Une catastrophe naturelle aux conséquences dramatiques à Sénestis
À Sénestis, un village situé entre Marmande et Tonneins dans le Lot-et-Garonne, le paysage est celui d'une désolation absolue après la rupture de la digue sur plus de 140 mètres. Les inondations ont labouré la terre en profondeur, creusant des cratères encore remplis d'eau et emportant des milliers de mètres carrés de serres agricoles. Il ne reste qu'un enchevêtrement spectaculaire de ferraille, de plastique et de bâches, tandis que les arbres et toute végétation ont disparu. Les sols sont recouverts d'une épaisse couche de limon mêlée à une quantité astronomique de sable.
Une double urgence : sécuriser le gaz et sauver l'agriculture
Face à cette situation, les autorités font face à une double urgence. D'une part, la conduite de gaz haute pression, qui apparaît à l'air libre en plusieurs endroits, doit être sécurisée pour éviter une rupture potentiellement dangereuse. L'entreprise Térega a mobilisé d'importants moyens civils et militaires pour cette tâche critique. D'autre part, l'exploitation agricole de Sonia Quendolo, dévastée par les flots, nécessite un déblaiement massif pour permettre à l'agricultrice de reprendre ses activités.
Le maire de Sénestis, Jacques Pin, décrit la scène avec émotion : « Franchement, quand je vois ça, je n'ai pas de mot, ce n'est plus la peine de parler ». Il souligne que ce secteur est le plus touché du département, qualifiant la situation de « hautement sensible ».
Un chantier colossal mobilisant pompiers et militaires
Le chantier de déblaiement et de sécurisation est d'une ampleur exceptionnelle. Des militaires du 17e régiment de parachutistes de Montauban et des pompiers de plusieurs départements, commandés par le capitaine Sami El Idrissi, sont sur le terrain. Ils travaillent souvent à genoux dans la boue pour déterrer les débris et aider Sonia Quendolo. « C'est un travail de fourmis », explique le capitaine, notant que chaque centimètre est impacté par la catastrophe.

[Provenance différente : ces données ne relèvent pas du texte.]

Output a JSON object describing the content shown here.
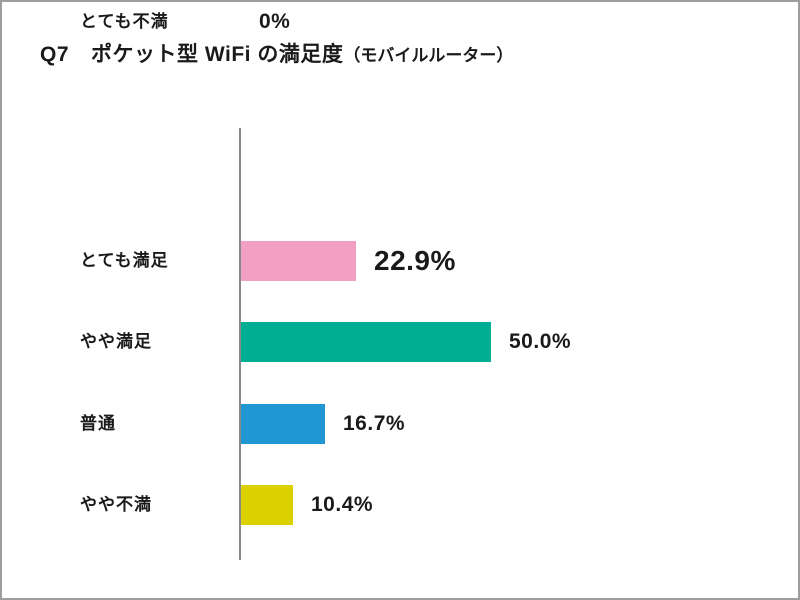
{
  "title": {
    "q": "Q7",
    "main": "ポケット型 WiFi の満足度",
    "sub": "（モバイルルーター）"
  },
  "chart_data": {
    "type": "bar",
    "orientation": "horizontal",
    "title": "Q7 ポケット型 WiFi の満足度（モバイルルーター）",
    "categories": [
      "とても満足",
      "やや満足",
      "普通",
      "やや不満",
      "とても不満"
    ],
    "values": [
      22.9,
      50.0,
      16.7,
      10.4,
      0
    ],
    "value_labels": [
      "22.9%",
      "50.0%",
      "16.7%",
      "10.4%",
      "0%"
    ],
    "bar_colors": [
      "#f19fc3",
      "#00ae94",
      "#2096d3",
      "#dcd100",
      null
    ],
    "emphasized_index": 1,
    "xlim": [
      0,
      100
    ],
    "axis_color": "#8a8a8a",
    "grid": false,
    "legend": false
  }
}
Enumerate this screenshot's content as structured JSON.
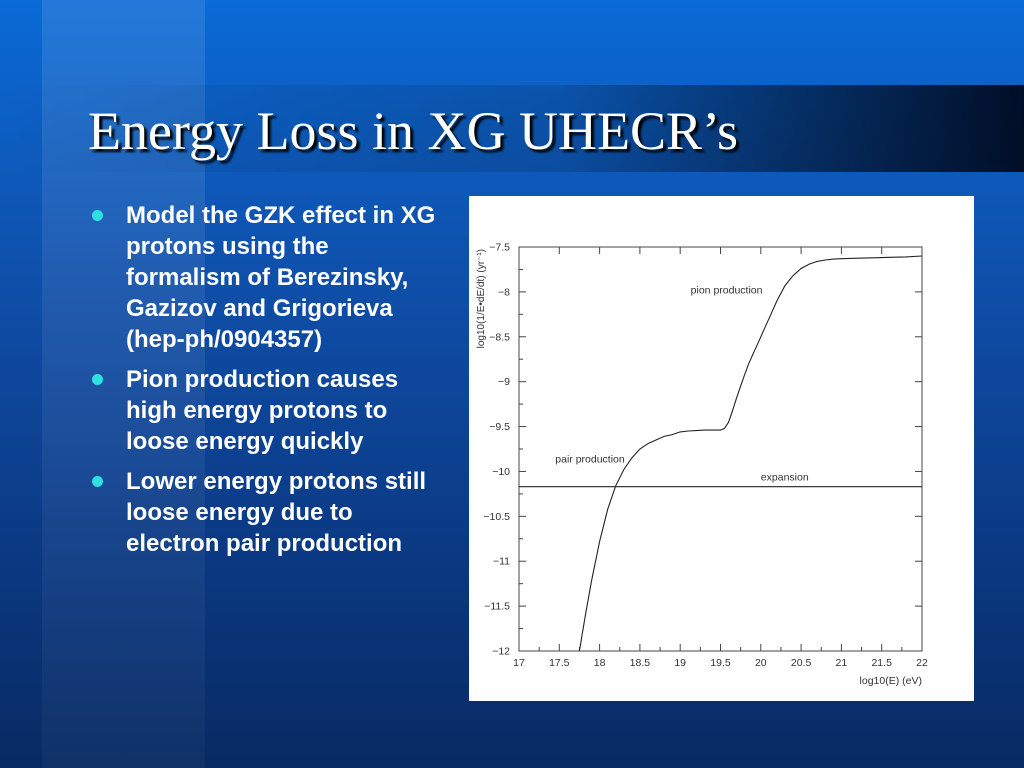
{
  "slide": {
    "title": "Energy Loss in XG UHECR’s",
    "bullets": [
      "Model the GZK effect in XG protons using the formalism of Berezinsky, Gazizov and Grigorieva (hep-ph/0904357)",
      "Pion production causes high energy protons to loose energy quickly",
      "Lower energy protons still loose energy due to electron pair production"
    ]
  },
  "colors": {
    "background": "#0b4aa8",
    "title_text": "#ffffff",
    "bullet_dot": "#2fe0e0",
    "chart_background": "#ffffff",
    "curve": "#222222"
  },
  "chart_data": {
    "type": "line",
    "xlabel": "log10(E) (eV)",
    "ylabel": "log10(1/E•dE/dt) (yr⁻¹)",
    "xlim": [
      17,
      22
    ],
    "ylim": [
      -12,
      -7.5
    ],
    "x_ticks": [
      "17",
      "17.5",
      "18",
      "18.5",
      "19",
      "19.5",
      "20",
      "20.5",
      "21",
      "21.5",
      "22"
    ],
    "y_ticks": [
      "−7.5",
      "−8",
      "−8.5",
      "−9",
      "−9.5",
      "−10",
      "−10.5",
      "−11",
      "−11.5",
      "−12"
    ],
    "grid": false,
    "annotations": [
      {
        "text": "pion production",
        "x": 19.13,
        "y": -8.02
      },
      {
        "text": "pair production",
        "x": 17.45,
        "y": -9.9
      },
      {
        "text": "expansion",
        "x": 20.0,
        "y": -10.1
      }
    ],
    "series": [
      {
        "x": [
          17.75,
          17.82,
          17.9,
          18.0,
          18.1,
          18.2,
          18.3,
          18.4,
          18.5,
          18.6,
          18.7,
          18.8,
          18.9,
          19.0,
          19.1,
          19.2,
          19.3,
          19.4,
          19.5,
          19.55,
          19.6,
          19.65,
          19.7,
          19.75,
          19.8,
          19.85,
          19.9,
          19.95,
          20.0,
          20.05,
          20.1,
          20.15,
          20.2,
          20.3,
          20.4,
          20.5,
          20.6,
          20.7,
          20.8,
          20.9,
          21.0,
          21.2,
          21.4,
          21.6,
          21.8,
          22.0
        ],
        "y": [
          -12.0,
          -11.62,
          -11.22,
          -10.78,
          -10.42,
          -10.16,
          -9.98,
          -9.85,
          -9.75,
          -9.69,
          -9.65,
          -9.61,
          -9.59,
          -9.56,
          -9.55,
          -9.545,
          -9.54,
          -9.54,
          -9.54,
          -9.52,
          -9.45,
          -9.32,
          -9.18,
          -9.05,
          -8.92,
          -8.8,
          -8.7,
          -8.6,
          -8.5,
          -8.4,
          -8.3,
          -8.2,
          -8.1,
          -7.93,
          -7.82,
          -7.74,
          -7.69,
          -7.66,
          -7.645,
          -7.635,
          -7.63,
          -7.625,
          -7.62,
          -7.615,
          -7.61,
          -7.6
        ]
      },
      {
        "x": [
          17.0,
          22.0
        ],
        "y": [
          -10.17,
          -10.17
        ]
      }
    ]
  }
}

Pour accéder aux zones sinistrées, l'entreprise Eurovia construit deux routes carrossables, l'une vers la conduite de gaz et l'autre vers l'exploitation agricole, encore isolée depuis les inondations. Des pompes aspirent l'eau de la Garonne pour maintenir le niveau dans les cratères et éviter que la conduite de gaz ne se retrouve en suspension dans le vide.
Le défi de la reconstruction et le moral des sinistrés
Malgré la perte d'une grande partie de sa production de fraises, Sonia Quendolo tient le choc, soutenue par les secours. « Toute seule, sans les pompiers, les militaires, les bénévoles, je ne pourrais pas m'en sortir. Ils m'aident beaucoup, moralement », confie-t-elle. Elle avait déjà subi une rupture de digue en 2021, ajoutant à l'incertitude face à l'avenir.
Les travaux devraient durer plusieurs mois, incluant le comblement des cratères et la reconstruction de la digue en collaboration avec Val de Garonne Agglomération. Ce désastre naturel rappelle la vulnérabilité des zones rurales face aux événements climatiques extrêmes et l'importance d'une réponse coordonnée des services d'urgence.